Por que Caxias não é uma cidade cosmopolita?
Caro compaesano da Colônia, essa província estendida que inclui Caxias, Chapecó, Ijuí, Pato Branco e cantinas e frigoríficos satélites.
Tu perguntou esses dias: “Por que Caxias não é uma cidade cosmopolita, apesar de ser relativamente grande (quase 600 mil habitantes em 2021), em comparação com Chapecó?”
Digo eu, me aventurando neste gênero chamado ensaio:
Acho que tem um fator determinante e pelo menos dois secundários. O determinante é a mentalidade, que estabelece aqui uma diferença entre trabalho necessário à sobrevivência e o resto, todas as demais atividades, que entram na categoria de ócio. É a formação social e cultural do município e seus arredores (que são pouco arredondados; são mais pontiagudos mesmo).
A colonização italiana e alemã foi feita por pessoas que tinham um projeto social e privado muito claro: a subsistência imediata, fazer família, ter uma vida justa (estreita), guardar dinheiro e sementes para o futuro, que era a única maneira de se ter algum futuro. Catolicismo. Guardar tudo, debaixo do colchão (mas lembre-se que guardare, em italiano, significa “olhar”, que nem no poema do Antônio Cicero). Os valores, portanto, eram o de uma comunidade fechada em si mesma, composta por núcleos: primeiro a família da casa, depois a família com os primos, tios etc., depois os companheiros de labuta e, dependendo da moral dos vizinhos, os vizinhos e suas famílias. Os outros, o resto do mundo, que ia daqui até o vale do Caí, só eram considerados na hora de se fazerem negócios muito necessários: os outros eram vistos, talvez, como ameaça à segurança econômica e pessoal dos colonos. Isso só foi se confirmando ao longo do tempo. Os comunistas e anarquistas não se criaram. O fascismo um pouco mais, pela sua dimensão moral, por estar de acordo com a mentalidade pregressa: ou seja, suponho que os caxienses de 1920-40 que aderiram ao fascismo não o fizeram, em sua maioria, por causa do projeto político daquele partido; o partido é que distribuiu panfletos que diziam o que a gringaiada já pensava desde o século XIX.

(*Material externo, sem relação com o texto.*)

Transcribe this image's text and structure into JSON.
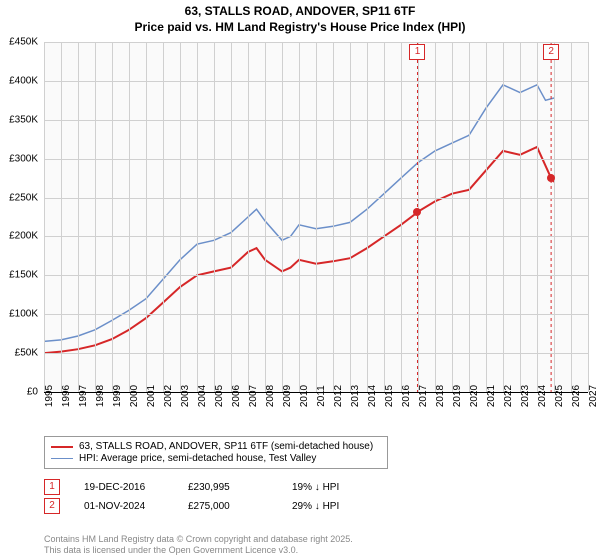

Depois, pelos anos 1950-60, começou a haver uma segunda onda migratória; dessa vez, sobretudo de gente do Norte do RS, que veio para Caxias para trabalhar nas empresas metalúrgicas. Hoje ainda vem muita gente da Fronteira Oeste (Dom Pedrito, Bagé, Uruguaiana). Gente que, por estar em Caxias a trabalho, é tolerada por não ter sobrenome italiano e por não ser branca. Então, se Caxias atrai as pessoas há mais de um século é pela questão do emprego. No entanto, em vez de fazer como certos países importantes que criaram todo um conceito publicitário em cima disso (land of opportunity), o que houve aqui foi a realização do paradigma da trabalhice (me falta conhecimento político para chamar a mentalidade local de trabalhista).
Caxias é esse lugar onde é muito difícil viver sem trabalhar; tudo se organiza em torno do trabalho, o que rege os corpos é inelutavelmente o apito da fábrica, sem a malandragem do Noel Rosa – e, inclusive, o único sindicalismo que vigorou aqui foi o de matriz pelega. Portanto não: proletários de todo o mundo uma figa; o caxiense trabalha para sustentar a família, fazer um churrasquinho no domingo, no máximo ir na zona de vez em quando e, depois dos dezoito anos, quem não faz serão é vagabundo.
Foi nesse espírito que os vacarianos, bom-jesuenses, lagoenses e demais gaúchos vieram parar nesses pagos que, além de emprego no segundo setor, ofereciam a nostalgia campeira. É que Caxias não apenas é capital da Província Colona, mas possui também vastos latifúndios na pátria Pampa; como enxerida, talvez, já que nunca foi nativista e sempre esteve mais alinhada ao tradicionalismo do MTG. Mas poderá sempre reivindicar com propriedade o pertencimento ao gauchismo, nem que seja pela fidelidade ao chimanguismo.